Während der 60er Jahre hatten Strahlentherapeuten weltweit begonnen, die nötige Strahlendosis kompakter zu verabreichen, um effizienter zu sein. Man experimentierte mit höheren Einzeldosen an weniger Tagen, um mehr Patienten durchschleusen zu können. Es stellte sich aber heraus, daß dabei Nebenwirkungen dramatisch zunahmen. So kehrten die meisten Strahlentherapeuten reumütig zu der alten Methode zurück. Doch in Deutschland hielten vermutlich einige an den hohen Strahlendosen fest – nicht nur Hübener und Frischbier. Dem Wissenschaftsausschuß der Hamburger Bürgerschaft gelang es allerdings in vier Jahren nicht, zu klären, wie viele oder gar welche Kliniken noch in der zweiten Hälfte der 80er Jahre ebenso hoch und riskant bestrahlt haben wie Frischbier.

Eine Erklärung dafür bietet die Tatsache, daß sich hierzulande das Fach Strahlentherapie mit jahrzehntelanger Verspätung etabliert hat – Anfang der 90er Jahre. Die meisten der Schadensfälle indes, die Frischbier angelastet werden, ereigneten sich zwischen 1987 und 1993. „Ein bißchen Heuchelei ist dabei im Spiel“, sagt ein Mitarbeiter der Hamburger Wissenschaftsbehörde, der es wie viele andere Gesprächspartner in dieser Angelegenheit vorzieht, ungenannt zu bleiben, „denn das Versagen einer ganzen Fachgruppe wird tabuisiert.“ Und aus dieser ist zu hören, niemand habe gewagt, Frischbier beizeiten zu kritisieren. Nicht auszudenken, wie viele Patienten bundesweit möglicherweise ebenfalls geschädigt sind, die jedoch nie Schadensersatz erhalten werden.

Da nimmt sich das britische Gegenbeispiel deutlich anders aus. Bei dem Strahlenskandal, der ebenfalls seit fünf Jahren auf den Britischen Inseln die Gemüter bewegt, geht es zwar auch um überhöhte Strahlendosen bei Brustkrebs. Doch anders als hierzulande verteilen sich dort über einhundert Fälle ziemlich gleichmäßig auf rund vierzig Kliniken – ein Indiz für einen von der gesamten Zunft unterstützten Reformprozeß. Hierzulande kam hingegen der Reformstau der Strahlenheilkunde mit dem UKE-Skandal schlagartig ans Tageslicht, und kaum daß er bundesweit Schockwellen in der Fachwelt ausgelöst hatte, wurde er auch schon personalisiert.
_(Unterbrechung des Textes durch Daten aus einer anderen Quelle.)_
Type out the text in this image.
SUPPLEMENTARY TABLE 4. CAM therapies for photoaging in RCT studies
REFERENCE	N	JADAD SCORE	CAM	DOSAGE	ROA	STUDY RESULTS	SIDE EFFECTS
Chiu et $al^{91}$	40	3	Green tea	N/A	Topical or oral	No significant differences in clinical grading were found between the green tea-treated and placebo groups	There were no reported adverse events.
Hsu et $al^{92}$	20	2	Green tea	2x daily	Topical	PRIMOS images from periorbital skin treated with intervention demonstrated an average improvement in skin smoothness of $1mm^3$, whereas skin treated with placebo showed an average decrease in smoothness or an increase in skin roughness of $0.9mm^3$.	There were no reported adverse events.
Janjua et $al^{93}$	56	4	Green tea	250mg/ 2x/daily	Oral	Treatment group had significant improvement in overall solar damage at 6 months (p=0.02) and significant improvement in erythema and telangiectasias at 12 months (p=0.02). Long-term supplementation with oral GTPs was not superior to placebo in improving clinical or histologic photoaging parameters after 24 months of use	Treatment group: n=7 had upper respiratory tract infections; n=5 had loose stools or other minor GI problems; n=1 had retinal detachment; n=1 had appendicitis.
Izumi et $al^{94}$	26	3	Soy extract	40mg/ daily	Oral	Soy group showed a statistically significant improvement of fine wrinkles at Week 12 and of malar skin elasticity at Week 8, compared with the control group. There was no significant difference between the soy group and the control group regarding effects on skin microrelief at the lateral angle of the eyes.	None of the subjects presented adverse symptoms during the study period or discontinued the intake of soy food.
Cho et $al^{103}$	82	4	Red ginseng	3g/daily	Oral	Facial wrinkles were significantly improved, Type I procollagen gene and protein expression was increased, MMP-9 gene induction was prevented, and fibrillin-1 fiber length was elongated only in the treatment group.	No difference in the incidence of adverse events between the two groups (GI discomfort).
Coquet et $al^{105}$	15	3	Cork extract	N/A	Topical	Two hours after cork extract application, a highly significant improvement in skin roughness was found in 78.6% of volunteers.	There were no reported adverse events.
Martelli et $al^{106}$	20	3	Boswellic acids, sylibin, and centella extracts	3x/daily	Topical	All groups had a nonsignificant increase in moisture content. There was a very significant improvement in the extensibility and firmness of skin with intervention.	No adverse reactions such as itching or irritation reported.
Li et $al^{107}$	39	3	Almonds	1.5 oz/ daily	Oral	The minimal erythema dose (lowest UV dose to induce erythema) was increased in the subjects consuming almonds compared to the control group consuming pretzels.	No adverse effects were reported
Und zwar ganz offen bei dem Außenseiter Hübener, verdeckt dagegen bei Frischbier, der als Doyen der deutschen gynäkologischen Radiologen ganz allmählich in den Brennpunkt dieser dramatischen Entwicklung geriet.

Aus dessen Umgebung ist zu vernehmen, er stehe heute verbittert vor den Trümmern seines Lebenswerkes. Die Behauptung von Frischbiers Verteidigern, er könne seine Fehler mit überdurchschnittlichen Bestrahlungserfolgen beim Unterleibskrebs aufwiegen, hält einer ersten Überprüfung nicht stand: Frischbier erreichte bei diesen Patientinnen – im dritten Tumor-Stadium – nur eine Überlebensrate von 30 Prozent in fünf Jahren, während diese bei großen Zentren in Japan und den USA zur gleichen Zeit zwischen 40 und 50 Prozent lag.
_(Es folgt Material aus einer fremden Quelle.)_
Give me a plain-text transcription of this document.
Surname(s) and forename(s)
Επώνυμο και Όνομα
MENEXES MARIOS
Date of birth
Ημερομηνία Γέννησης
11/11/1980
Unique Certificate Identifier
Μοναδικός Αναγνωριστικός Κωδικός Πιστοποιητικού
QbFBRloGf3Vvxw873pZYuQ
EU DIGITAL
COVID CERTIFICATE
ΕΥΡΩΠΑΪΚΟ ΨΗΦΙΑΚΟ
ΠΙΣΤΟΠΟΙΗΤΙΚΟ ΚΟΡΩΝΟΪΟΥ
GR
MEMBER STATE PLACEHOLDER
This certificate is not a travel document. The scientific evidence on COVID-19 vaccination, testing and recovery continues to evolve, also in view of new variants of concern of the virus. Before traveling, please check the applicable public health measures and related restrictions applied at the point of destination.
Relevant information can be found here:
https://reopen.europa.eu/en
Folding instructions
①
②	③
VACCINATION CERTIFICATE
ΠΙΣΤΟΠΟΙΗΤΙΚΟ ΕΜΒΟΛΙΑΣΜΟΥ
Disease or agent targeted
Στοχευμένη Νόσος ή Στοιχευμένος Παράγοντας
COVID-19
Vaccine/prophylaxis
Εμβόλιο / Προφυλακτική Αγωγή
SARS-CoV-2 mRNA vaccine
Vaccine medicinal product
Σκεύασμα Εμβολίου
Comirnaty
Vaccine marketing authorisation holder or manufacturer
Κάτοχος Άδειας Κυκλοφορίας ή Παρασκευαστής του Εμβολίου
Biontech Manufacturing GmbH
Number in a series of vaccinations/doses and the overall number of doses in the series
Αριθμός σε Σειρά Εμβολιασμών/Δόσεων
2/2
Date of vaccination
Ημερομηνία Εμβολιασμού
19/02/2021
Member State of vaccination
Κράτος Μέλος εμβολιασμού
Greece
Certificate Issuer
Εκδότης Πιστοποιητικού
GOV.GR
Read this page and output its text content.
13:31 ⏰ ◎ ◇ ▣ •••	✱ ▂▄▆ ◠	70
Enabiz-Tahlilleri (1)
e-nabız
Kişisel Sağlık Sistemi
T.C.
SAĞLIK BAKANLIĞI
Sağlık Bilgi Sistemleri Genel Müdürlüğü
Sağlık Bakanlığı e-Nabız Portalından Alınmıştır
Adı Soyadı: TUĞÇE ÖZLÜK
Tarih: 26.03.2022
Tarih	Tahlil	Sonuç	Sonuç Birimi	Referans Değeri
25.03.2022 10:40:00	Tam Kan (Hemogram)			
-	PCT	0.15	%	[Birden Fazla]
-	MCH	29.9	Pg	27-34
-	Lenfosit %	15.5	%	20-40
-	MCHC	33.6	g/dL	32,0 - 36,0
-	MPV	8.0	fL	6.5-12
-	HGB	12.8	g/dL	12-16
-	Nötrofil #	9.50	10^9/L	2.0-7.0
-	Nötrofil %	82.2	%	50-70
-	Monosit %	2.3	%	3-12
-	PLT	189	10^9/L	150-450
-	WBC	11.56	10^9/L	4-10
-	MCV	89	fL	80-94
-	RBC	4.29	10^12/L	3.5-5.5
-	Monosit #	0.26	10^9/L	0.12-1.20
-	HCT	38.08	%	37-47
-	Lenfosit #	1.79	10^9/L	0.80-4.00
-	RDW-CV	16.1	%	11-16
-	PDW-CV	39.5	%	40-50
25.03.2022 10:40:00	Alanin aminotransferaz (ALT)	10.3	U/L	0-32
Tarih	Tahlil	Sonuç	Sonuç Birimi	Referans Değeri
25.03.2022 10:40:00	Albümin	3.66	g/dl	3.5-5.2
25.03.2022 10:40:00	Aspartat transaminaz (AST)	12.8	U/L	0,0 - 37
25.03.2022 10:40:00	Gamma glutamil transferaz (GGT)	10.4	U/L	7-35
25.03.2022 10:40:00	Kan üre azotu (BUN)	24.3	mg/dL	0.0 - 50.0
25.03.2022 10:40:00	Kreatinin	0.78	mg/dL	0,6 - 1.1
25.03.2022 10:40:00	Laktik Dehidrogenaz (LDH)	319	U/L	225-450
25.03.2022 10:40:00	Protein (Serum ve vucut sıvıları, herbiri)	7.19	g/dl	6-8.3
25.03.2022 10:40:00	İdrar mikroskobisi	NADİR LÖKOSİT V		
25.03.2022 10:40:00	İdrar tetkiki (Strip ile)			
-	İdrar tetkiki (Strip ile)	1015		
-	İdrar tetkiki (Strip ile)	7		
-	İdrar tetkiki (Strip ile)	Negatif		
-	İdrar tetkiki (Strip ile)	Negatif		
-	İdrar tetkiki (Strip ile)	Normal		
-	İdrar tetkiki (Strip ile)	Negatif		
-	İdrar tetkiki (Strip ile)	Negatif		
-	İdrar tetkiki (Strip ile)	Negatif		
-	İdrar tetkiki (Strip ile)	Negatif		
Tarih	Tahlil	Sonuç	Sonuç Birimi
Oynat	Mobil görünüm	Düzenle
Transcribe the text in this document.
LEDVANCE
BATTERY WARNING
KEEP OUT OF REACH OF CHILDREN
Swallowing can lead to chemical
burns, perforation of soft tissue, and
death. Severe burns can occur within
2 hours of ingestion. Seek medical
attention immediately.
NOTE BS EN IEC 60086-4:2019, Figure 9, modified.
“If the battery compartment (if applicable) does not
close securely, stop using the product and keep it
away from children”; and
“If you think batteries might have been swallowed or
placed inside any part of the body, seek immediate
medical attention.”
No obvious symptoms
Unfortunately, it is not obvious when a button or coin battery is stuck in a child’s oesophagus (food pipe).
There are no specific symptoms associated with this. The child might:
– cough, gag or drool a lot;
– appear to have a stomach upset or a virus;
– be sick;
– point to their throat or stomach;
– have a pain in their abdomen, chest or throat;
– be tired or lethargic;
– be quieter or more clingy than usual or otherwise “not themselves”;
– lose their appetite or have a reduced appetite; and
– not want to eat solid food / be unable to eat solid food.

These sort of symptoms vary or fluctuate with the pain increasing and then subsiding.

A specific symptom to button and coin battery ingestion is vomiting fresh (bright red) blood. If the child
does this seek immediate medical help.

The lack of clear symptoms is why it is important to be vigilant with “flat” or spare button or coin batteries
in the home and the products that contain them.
Die wissenschaftliche Aufarbeitung des Frischbier-Komplexes wird erst in drei Jahren abgeschlossen sein. Erst dann wird man sehen, wo Frischbier mit seinen Heilerfolgen und Nebenwirkungen im internationalen Vergleich steht. Denn eine völlig gefahrlose Strahlentherapie bei Krebs gibt es ebensowenig wie einen risikolosen chirurgischen Eingriff. Michael Molls, Chef der Münchner Strahlenklinik rechts der Isar, fragt: „Wer legt eigentlich fest, wie hoch die Komplikationsrate bei Bestrahlungen sein darf, die wir in Kauf nehmen?“

Dieser Vergleich drängt sich vor allem deswegen auf, weil man seit Mitte der 80er Jahre im Rahmen der brusterhaltenden Therapie bei Krebs auf eine Radikaloperation der Brust nur deshalb verzichten kann, weil eine Bestrahlung den Heilerfolg sichert. Damit hat man also Verantwortung von den Chirurgen auf die Strahlentherapeuten übertragen. Molls wünscht sich über diese Frage eine öffentliche Debatte, weil er fürchtet, daß das derzeitige Klima viele Strahlentherapeuten veranlaßt, übervorsichtig zu dosieren und dabei schlechtere Heilungsraten in Kauf zu nehmen. Dies zu verhindern könnte die Aufgabe der neuen Leitlinien sein.